Baerbock in China Antrittsbesuch ohne Lautsprecher
Es ist der erste Besuch von Außenministerin Baerbock in China - und es dürfte eine der heikelsten Reisen ihrer bisherigen Amtszeit sein. Denn schwierige Themen gibt es zuhauf.
In einem kann sich Annalena Baerbock sicher sein: Bei ihrer ersten Chinareise als Außenministerin wird jeder Schritt, vor allem aber jedes Wort, genau verfolgt - nicht nur im Gastland. Der CDU-Außenpolitiker Johann Wadephul, der in der Delegation mitreist, fordert deutliche Worte, aber auch Geschlossenheit innerhalb der Bundesregierung.
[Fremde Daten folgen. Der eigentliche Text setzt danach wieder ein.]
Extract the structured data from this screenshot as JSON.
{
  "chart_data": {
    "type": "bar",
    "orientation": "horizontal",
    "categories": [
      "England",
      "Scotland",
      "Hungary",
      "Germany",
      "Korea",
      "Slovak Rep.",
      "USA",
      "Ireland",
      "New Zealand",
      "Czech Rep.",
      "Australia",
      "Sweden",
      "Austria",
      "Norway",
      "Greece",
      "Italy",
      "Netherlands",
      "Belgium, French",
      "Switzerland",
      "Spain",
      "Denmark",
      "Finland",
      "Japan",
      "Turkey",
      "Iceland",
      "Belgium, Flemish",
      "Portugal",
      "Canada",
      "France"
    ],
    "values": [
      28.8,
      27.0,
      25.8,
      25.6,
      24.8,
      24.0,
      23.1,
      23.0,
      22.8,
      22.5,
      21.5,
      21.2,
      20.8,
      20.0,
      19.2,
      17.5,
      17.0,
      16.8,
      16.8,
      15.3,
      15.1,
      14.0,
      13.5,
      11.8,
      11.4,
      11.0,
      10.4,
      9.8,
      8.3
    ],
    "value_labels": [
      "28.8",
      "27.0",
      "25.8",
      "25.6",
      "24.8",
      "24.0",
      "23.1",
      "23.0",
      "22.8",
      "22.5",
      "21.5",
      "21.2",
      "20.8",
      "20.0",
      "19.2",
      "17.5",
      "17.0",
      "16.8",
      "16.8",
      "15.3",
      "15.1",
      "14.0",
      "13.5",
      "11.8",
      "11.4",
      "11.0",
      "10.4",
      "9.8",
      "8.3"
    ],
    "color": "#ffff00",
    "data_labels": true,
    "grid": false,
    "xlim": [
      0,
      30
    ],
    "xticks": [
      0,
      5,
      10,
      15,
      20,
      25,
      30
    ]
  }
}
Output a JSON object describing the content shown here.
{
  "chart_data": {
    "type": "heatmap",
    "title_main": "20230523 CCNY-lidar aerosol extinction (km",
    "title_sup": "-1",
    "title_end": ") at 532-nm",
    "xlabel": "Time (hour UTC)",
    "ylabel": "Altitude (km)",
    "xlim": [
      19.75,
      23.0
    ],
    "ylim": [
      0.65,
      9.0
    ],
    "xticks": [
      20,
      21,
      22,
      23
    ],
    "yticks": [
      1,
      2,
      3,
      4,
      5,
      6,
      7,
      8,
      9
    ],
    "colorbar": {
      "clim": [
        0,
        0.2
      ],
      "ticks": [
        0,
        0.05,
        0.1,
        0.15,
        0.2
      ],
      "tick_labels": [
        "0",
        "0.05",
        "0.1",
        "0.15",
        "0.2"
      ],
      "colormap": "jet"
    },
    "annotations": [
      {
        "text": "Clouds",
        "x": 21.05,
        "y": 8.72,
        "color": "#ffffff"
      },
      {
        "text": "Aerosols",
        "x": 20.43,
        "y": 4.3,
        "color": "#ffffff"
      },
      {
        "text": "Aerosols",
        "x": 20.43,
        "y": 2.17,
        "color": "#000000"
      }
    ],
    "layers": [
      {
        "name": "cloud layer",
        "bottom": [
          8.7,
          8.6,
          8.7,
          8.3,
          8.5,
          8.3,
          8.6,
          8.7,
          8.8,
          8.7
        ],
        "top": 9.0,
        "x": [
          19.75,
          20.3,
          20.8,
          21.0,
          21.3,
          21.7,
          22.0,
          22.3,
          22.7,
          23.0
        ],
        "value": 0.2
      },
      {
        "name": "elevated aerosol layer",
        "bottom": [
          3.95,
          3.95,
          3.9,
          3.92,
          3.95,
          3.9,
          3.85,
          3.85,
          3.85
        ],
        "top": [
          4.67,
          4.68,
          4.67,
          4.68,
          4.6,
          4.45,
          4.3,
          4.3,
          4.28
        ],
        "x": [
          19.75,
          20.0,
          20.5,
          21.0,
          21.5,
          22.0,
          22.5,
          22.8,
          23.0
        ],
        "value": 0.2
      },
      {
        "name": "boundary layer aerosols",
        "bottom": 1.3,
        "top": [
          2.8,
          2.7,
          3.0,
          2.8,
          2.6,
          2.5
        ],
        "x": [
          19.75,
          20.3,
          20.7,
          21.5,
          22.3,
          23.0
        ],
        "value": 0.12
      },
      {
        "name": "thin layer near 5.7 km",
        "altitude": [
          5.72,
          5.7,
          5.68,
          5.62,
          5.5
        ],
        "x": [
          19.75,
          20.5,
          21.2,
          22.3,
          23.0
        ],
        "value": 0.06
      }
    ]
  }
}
Im Gespräch mit dem ARD-Hauptstadtstudio kritisiert er, Auswärtiges Amt und Kanzler sängen nicht von einem Blatt.
"Der Bundeskanzler und die Außenministerin haben zum jetzigen Zeitpunkt verschiedene Notenblätter, das ist schlecht für Deutschland und auch schlecht für Europa", so Wadephul. Immer wieder war in den vergangenen Monaten der Eindruck entstanden, Baerbock und Scholz würden beim Umgang mit China für unterschiedliche Schärfegrade stehen.
Auch die europäische Geschlossenheit steht auf dem Prüfstand. Die Reise der Außenministerin kommt nur eine Woche, nachdem der französische Präsident Macron nach seinem Pekingbesuch mit Äußerungen zu Taiwan für Irritation in der Europäischen Union gesorgt hatte. Nicht wenige verstanden Macron so, dass sich die EU im Fall eines militärischen Konflikts zwischen China und Taiwan heraushalten und Taiwan nicht unterstützen sollte.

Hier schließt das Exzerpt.